Mining Laird Station
Mining Laird Station? Yes, Laird Station is being constructed using a mining method known as Sequential Excavation Method (SEM), one of only three stations employing SEM. The other 12 underground stations, including Leaside Station, are being constructed using the “cut and cover” method. SEM involves two stages: the first is support of excavation (shoring), with the installation of steel piles, and the second involves excavation of manageable segments in a planned sequence. The station will be constructed within the mined area. The Laird Station is a one of the longest, approximately 500 metres in length to be mined, in order to accommodate special track to store a Light Rail Vehicle (LRV) between the tracks, or for a LRV to change direction in the event of service disruption.

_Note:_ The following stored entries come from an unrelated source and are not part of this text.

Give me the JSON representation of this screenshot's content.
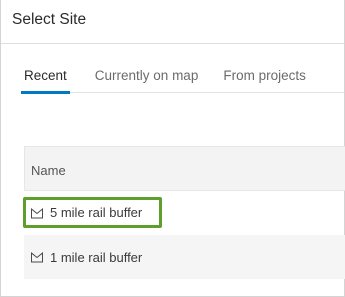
{
  "header": {
    "title": "Select Site"
  },
  "tabs": [
    {
      "label": "Recent"
    },
    {
      "label": "Currently on map"
    },
    {
      "label": "From projects"
    }
  ],
  "table": {
    "column_header": "Name",
    "rows": [
      {
        "name": "5 mile rail buffer",
        "icon": "polygon-icon"
      },
      {
        "name": "1 mile rail buffer",
        "icon": "polygon-icon"
      }
    ]
  },
  "colors": {
    "tab_active_underline": "#007ac2",
    "selection_highlight": "#5e9e2b"
  }
}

Recently, members of the Leaside/Laird Station Community Liaison Committee were given the opportunity for a walk-through of the Laird Station mining operations. The July 27 excursion took us down a flight of scaffold stairs to the large pit excavation at the site of the main station entrance (southwest corner of Laird and Eglinton), through the station area being mined, and along the tunnel connecting to the secondary entrance (east of Laird on Eglinton) and back up scaffold stairs to the surface. Whether standing at the bottom of the pit and looking up, or entering the cavernous mine, one is awed by the huge scale of the project. Massive, no other word for it.
The project is proceeding 24 hours a day seven days a week for a late 2021 completion. Let’s hope that this time around, a change of provincial government does not result in cancellation of the Eglinton rapid transit project!